At the receiving end, the intermediate frequency signal is downconverted to obtain the baseband DSM signal. Then, the signal is subjected to Schmidt orthogonalization, resampling, CMA, and subsequent NNE to obtain the electrical spectrum of the signal, as shown in Fig. 5(b). The measured BER of DSM signal versus power into the PD at 88.5 GHz MMW frequencies in a 4.6 km wireless transmission is presented in Fig. 6, along with the corresponding optimal constellations. Figure 6 shows that the system link has the optimal power into the PD, where an excessive amount leads to signal saturation and an insufficient amount leads to a low SNR. Long wireless transmission distances lead to a decrease in the SNR and an increase in nonlinearity due to wireless channel and optoelectronic device issues.
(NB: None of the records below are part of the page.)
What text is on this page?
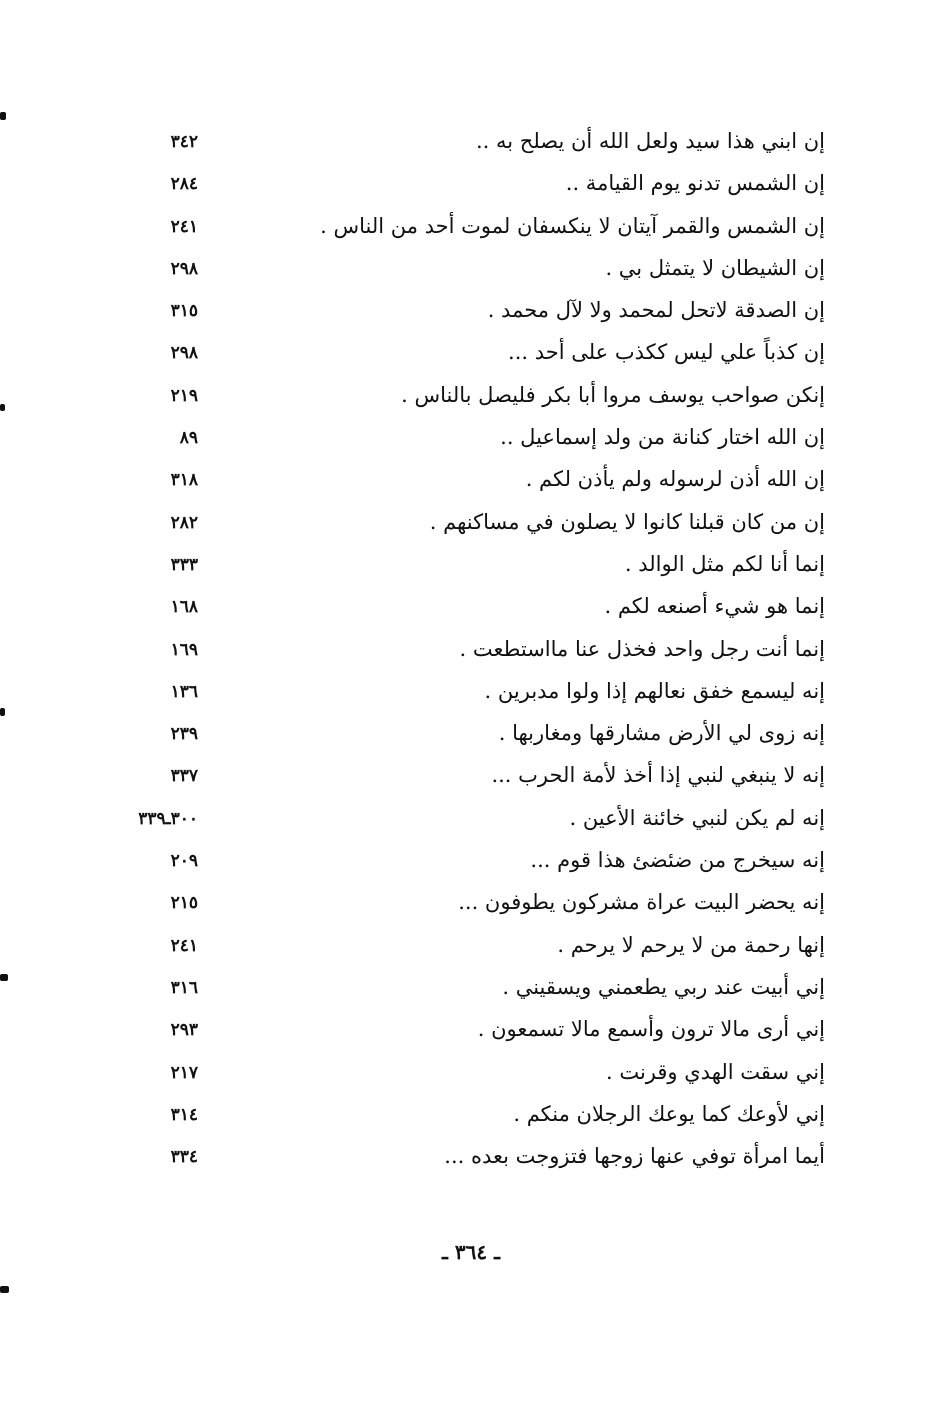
إن ابني هذا سيد ولعل الله أن يصلح به ..
٣٤٢
إن الشمس تدنو يوم القيامة ..
٢٨٤
إن الشمس والقمر آيتان لا ينكسفان لموت أحد من الناس .
٢٤١
إن الشيطان لا يتمثل بي .
٢٩٨
إن الصدقة لاتحل لمحمد ولا لآل محمد .
٣١٥
إن كذباً علي ليس ككذب على أحد ...
٢٩٨
إنكن صواحب يوسف مروا أبا بكر فليصل بالناس .
٢١٩
إن الله اختار كنانة من ولد إسماعيل ..
٨٩
إن الله أذن لرسوله ولم يأذن لكم .
٣١٨
إن من كان قبلنا كانوا لا يصلون في مساكنهم .
٢٨٢
إنما أنا لكم مثل الوالد .
٣٣٣
إنما هو شيء أصنعه لكم .
١٦٨
إنما أنت رجل واحد فخذل عنا مااستطعت .
١٦٩
إنه ليسمع خفق نعالهم إذا ولوا مدبرين .
١٣٦
إنه زوى لي الأرض مشارقها ومغاربها .
٢٣٩
إنه لا ينبغي لنبي إذا أخذ لأمة الحرب ...
٣٣٧
إنه لم يكن لنبي خائنة الأعين .
٣٠٠ـ٣٣٩
إنه سيخرج من ضئضئ هذا قوم ...
٢٠٩
إنه يحضر البيت عراة مشركون يطوفون ...
٢١٥
إنها رحمة من لا يرحم لا يرحم .
٢٤١
إني أبيت عند ربي يطعمني ويسقيني .
٣١٦
إني أرى مالا ترون وأسمع مالا تسمعون .
٢٩٣
إني سقت الهدي وقرنت .
٢١٧
إني لأوعك كما يوعك الرجلان منكم .
٣١٤
أيما امرأة توفي عنها زوجها فتزوجت بعده ...
٣٣٤
ـ ٣٦٤ ـ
Consequently, the BER of the inserted constellation (i) in Fig. 6 is not satisfactory when using solely DSM. Based on the implementation of DSM technology, NNE technology was further added to effectively improve the system’s nonlinearity and obtain constellation (ii) in Fig. 6 with an ultralow BER. All subsequent experimental results integrated both DSM and NNE technologies. We perform hard decision on DSM signals with ultralow BERs, then perform 10 times downsampling on the DSM signal to achieve low-pass filtering of the DSM signal, and subsequently obtain the corresponding high-order QAM OFDM signal. Figure 7 shows the curves of BER versus power into the PD of 1 Gbaud high-order QAM signal. From the inserted constellation, we can see that as the order of the constellation increases, the constellation gradually blurs. However, the BER at 0.038 of 1 Gbaud 8192-QAM OFDM signal is still below the SD-FEC threshold of 0.04. The rate of PDM-8192-QAM OFDM signal is 23.4 Gbit/s [(2 × 980 × 13/((1024 + 64) × 10)) × 10 Gbaud].

In this Letter, many parameters are involved, including those related to devices and algorithms, as shown in the Tables 1–3 below.

This Letter presents an experimental demonstration of the wireless transmission of a PDM-8192-QAM signal over a distance of 4.6 km at 88.5 GHz in a W-band communication system. In order to further improve the performance of the system, NNE technology has been adopted. Compared to the scheme that uses only DSM, with the help of NNE technology, it can bring a sensitivity improvement of 1.2 dB when the FEC threshold is 1×10−3. The successful transmission was achieved by applying DSM and NNE technologies, which utilized a 1-bit quantized DSM and nonlinear compensation of NNE to enable the long-distance transmission of high-order QAM signals in the W-band. This technology can be applied in future mobile fronthaul networks, which not only improves spectral efficiency, but also compensates for nonlinearity and reduces error rate. Otherwise, it can be used in cognitive radio systems to enhance spectrum sensing and dynamic spectrum access. It is worth noting that the DSP process in this paper is fully offline. When it comes to real-time implementation, the complexity and time delay must be taken into consideration. The complex digital filters in DSM and the multilayer structure of NNE both contribute a great deal of complexity and time delay. In the future work, we will focus on the complexity reduction of the proposed algorithms using techniques including pruning^[22] and quantization^[23], such as using sparse matrix multiplication or low-bitwidth arithmetic units, or implementing quantization-aware training methods.